Pilot characterisation of the rock mass for the verification of the methodology for the creation of 3D site models
This section consists of the geological characterisation of the rock mass in the underground areas and on the surface. The data obtained from the underground and surface areas is gradually being amalgamated and subjected to detailed evaluation. The basic output will consist of a data set that will serve for the construction of 3D geological and mechanical models of the site. Furthermore, specialised methodologies are being developed for the detailed description of rock masses.
Testing of long-term monitoring methods concerning processes underway in the DGR
The contribution of the monitoring of the geological environment at deep geological repository depth will consist of the estimation of a range of important rock environment parameters and their development, a detailed knowledge of which is essential for the description of potential sites for the construction of the future deep geological repository and the assessment of their stability. Hydrogeological monitoring will provide the data essential for an understanding of groundwater behaviour trends as potentially the most important transport medium within the deep repository.
Moreover, in order to evaluate the stability of the various characteristics of the sites, it is necessary to perform seismic monitoring and to compile a description of the activity of fragile structures. Finally, it will also be necessary to acquire data on the microbiological colonisation of the rock environment over the long term so as to be able to determine the degradation of the various materials employed in the future repository.
Testing of models of groundwater flow and radionuclide transport
The aim of this research section will consist of the testing and verification of mathematical models of radionuclide migration in the natural environment. Testing will focus on a description of both the rock environment and transport processes with concern to the relevant elements in fractured environments and intact matrices. The transport of the various types of radionuclides as a result of water flow depends on a wide range of processes such as precipitation, dissolution, diffusion into the matrix, sorption and dilution due to their mixing with uncontaminated water.
Testing of the influence of the rock environment at repository depth on changes in the properties of the planned engineered barriers
The experimental programme will consist of the monitoring of the influence of the real conditions of the rock mass on the materials which will make up the various engineered barriers which isolate disposed of waste from the rock environment. Complex experiments will be conducted which will allow for the monitoring of several phenomena at the same time (corrosion of the disposal container materials, changes in the clay sealing material, i.e. bentonite, and the influence of microbial activity). Materials (steel, concrete, cement, bentonite) will be examined which, up to now, have only been studied under laboratory conditions.
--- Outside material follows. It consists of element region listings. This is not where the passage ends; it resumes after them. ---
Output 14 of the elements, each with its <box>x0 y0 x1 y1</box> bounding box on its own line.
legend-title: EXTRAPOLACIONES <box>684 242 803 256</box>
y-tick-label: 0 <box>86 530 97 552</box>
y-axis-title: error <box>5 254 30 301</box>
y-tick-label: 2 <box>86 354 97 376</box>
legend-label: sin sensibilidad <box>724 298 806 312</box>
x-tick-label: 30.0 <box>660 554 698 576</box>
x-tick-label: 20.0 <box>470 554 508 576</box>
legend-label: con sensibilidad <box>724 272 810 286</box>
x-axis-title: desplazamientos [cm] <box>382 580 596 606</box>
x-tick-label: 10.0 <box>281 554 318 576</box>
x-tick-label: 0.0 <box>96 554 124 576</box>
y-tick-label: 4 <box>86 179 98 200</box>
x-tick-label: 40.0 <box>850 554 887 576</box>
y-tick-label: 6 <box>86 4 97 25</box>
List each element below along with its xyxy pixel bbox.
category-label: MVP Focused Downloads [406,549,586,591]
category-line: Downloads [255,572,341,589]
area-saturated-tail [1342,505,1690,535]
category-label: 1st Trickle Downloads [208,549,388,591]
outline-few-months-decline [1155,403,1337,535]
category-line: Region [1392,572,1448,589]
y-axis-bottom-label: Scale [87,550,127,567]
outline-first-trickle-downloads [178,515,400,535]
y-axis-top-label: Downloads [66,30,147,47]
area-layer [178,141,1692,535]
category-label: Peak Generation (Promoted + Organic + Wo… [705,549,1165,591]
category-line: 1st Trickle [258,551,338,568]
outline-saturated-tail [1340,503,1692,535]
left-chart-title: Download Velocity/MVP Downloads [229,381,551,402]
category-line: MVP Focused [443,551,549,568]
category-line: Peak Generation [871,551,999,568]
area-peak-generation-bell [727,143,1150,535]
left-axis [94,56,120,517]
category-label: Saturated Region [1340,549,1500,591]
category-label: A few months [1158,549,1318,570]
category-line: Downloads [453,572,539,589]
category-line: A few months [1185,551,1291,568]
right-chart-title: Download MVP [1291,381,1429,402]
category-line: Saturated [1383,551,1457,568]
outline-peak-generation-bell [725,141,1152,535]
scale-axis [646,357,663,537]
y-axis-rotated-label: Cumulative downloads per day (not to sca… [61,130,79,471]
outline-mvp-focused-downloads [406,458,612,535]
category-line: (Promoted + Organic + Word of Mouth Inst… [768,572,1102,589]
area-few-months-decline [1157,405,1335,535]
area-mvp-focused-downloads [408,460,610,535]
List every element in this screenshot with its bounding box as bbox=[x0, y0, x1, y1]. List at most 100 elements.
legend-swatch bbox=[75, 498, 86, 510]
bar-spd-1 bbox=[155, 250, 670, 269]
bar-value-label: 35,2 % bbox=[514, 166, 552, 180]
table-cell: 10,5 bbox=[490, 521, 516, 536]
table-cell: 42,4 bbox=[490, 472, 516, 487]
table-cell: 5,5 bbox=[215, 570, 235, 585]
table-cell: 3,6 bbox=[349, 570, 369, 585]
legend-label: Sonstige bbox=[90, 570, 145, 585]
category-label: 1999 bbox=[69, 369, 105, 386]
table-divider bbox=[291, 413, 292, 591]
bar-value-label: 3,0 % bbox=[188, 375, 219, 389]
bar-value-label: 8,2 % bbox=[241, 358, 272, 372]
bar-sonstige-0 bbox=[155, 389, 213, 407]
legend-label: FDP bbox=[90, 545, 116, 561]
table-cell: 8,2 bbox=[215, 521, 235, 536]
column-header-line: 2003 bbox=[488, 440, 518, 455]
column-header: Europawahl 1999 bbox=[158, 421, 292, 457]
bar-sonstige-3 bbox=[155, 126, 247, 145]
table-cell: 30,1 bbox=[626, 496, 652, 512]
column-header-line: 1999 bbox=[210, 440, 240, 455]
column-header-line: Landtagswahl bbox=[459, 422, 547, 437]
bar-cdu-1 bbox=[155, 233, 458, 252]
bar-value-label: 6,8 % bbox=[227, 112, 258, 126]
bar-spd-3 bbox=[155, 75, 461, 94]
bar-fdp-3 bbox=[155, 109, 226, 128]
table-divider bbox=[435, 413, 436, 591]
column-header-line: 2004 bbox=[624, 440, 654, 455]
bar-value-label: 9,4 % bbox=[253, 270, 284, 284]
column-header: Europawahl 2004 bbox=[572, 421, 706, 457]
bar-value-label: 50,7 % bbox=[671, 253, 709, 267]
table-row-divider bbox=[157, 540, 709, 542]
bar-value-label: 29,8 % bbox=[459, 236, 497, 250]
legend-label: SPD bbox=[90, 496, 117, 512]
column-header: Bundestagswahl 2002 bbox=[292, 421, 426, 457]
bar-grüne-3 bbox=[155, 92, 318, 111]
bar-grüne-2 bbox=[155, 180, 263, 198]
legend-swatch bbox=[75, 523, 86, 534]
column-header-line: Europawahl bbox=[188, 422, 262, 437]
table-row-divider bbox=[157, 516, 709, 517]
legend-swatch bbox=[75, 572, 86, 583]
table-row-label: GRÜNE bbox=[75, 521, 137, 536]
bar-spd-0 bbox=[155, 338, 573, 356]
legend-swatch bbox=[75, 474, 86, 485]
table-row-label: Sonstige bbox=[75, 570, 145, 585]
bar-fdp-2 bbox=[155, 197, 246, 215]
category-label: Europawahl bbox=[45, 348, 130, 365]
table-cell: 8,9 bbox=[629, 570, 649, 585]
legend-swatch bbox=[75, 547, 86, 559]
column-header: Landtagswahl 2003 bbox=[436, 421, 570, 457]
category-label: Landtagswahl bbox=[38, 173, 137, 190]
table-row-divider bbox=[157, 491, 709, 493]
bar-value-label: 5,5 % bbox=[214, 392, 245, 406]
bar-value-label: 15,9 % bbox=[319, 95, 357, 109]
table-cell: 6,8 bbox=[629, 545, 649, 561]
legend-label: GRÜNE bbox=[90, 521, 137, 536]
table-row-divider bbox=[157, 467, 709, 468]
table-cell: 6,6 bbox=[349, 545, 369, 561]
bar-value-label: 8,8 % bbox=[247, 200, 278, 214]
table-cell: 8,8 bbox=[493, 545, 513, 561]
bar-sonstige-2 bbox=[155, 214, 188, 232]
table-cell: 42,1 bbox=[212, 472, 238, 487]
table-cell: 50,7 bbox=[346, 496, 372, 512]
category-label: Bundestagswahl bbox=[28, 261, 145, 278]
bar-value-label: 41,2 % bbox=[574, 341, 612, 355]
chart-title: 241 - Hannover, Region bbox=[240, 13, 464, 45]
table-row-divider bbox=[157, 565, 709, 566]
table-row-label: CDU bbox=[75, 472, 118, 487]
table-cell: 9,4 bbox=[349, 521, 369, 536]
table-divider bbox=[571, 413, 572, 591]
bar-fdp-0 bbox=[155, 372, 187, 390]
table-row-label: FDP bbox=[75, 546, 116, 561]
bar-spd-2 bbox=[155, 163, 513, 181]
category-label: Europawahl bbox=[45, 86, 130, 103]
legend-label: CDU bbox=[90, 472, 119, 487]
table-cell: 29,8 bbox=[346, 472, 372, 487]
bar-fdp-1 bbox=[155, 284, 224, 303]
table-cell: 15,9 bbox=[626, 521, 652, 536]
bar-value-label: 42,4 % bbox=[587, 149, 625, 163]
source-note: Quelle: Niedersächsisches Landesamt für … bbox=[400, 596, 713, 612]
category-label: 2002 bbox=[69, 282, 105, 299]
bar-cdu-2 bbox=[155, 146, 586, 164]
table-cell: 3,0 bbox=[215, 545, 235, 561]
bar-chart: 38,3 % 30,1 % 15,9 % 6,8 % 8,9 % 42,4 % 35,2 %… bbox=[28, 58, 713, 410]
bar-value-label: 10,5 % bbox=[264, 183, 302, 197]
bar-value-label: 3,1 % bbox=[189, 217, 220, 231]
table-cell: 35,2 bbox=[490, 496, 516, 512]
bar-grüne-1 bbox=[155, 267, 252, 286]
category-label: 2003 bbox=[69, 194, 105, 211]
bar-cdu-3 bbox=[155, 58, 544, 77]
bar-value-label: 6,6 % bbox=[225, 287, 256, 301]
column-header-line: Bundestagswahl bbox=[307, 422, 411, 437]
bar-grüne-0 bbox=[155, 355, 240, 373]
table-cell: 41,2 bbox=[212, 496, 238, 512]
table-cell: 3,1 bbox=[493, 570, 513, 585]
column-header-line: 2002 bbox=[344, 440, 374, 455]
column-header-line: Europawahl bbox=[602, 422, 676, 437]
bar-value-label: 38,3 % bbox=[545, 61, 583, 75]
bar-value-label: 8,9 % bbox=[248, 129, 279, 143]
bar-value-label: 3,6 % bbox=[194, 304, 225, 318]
Testing of the creation and development of disturbed zones around underground openings
The requirement for a detailed description of the character of the zone impacted by the construction of the underground facility results from the necessity to define those zones with increased permeability that might be created during the construction of underground spaces. This part of the research will involve the application of both geophysical methods for indirect rock mass characterisation purposes and direct measurement and analysis.
Research of the influence of the rock mass on the construction of individual underground workings
During the construction of the deep geological repository, it will be necessary to apply certain technological procedures which require special methodology which is not normally employed with respect to standard commercial excavation work, i.e. specialised excavation and drilling procedures. The main aim will be to first define and then to optimise the relevant methodology concerning such work in terms of the time of application, efficiency and financial considerations as well as the long-term monitoring of the stability and behaviour of the workings.
The necessity for the conducting of demonstration experiments results from the complexity of the various interactions between the individual components of the planned disposal system. Demonstration experiments serve to verify the ability of the supply chain to cooperate in the context of complex workflows from the project preparation stage of the various components through production and installation in-situ to eventual stabilisation in the underground environment.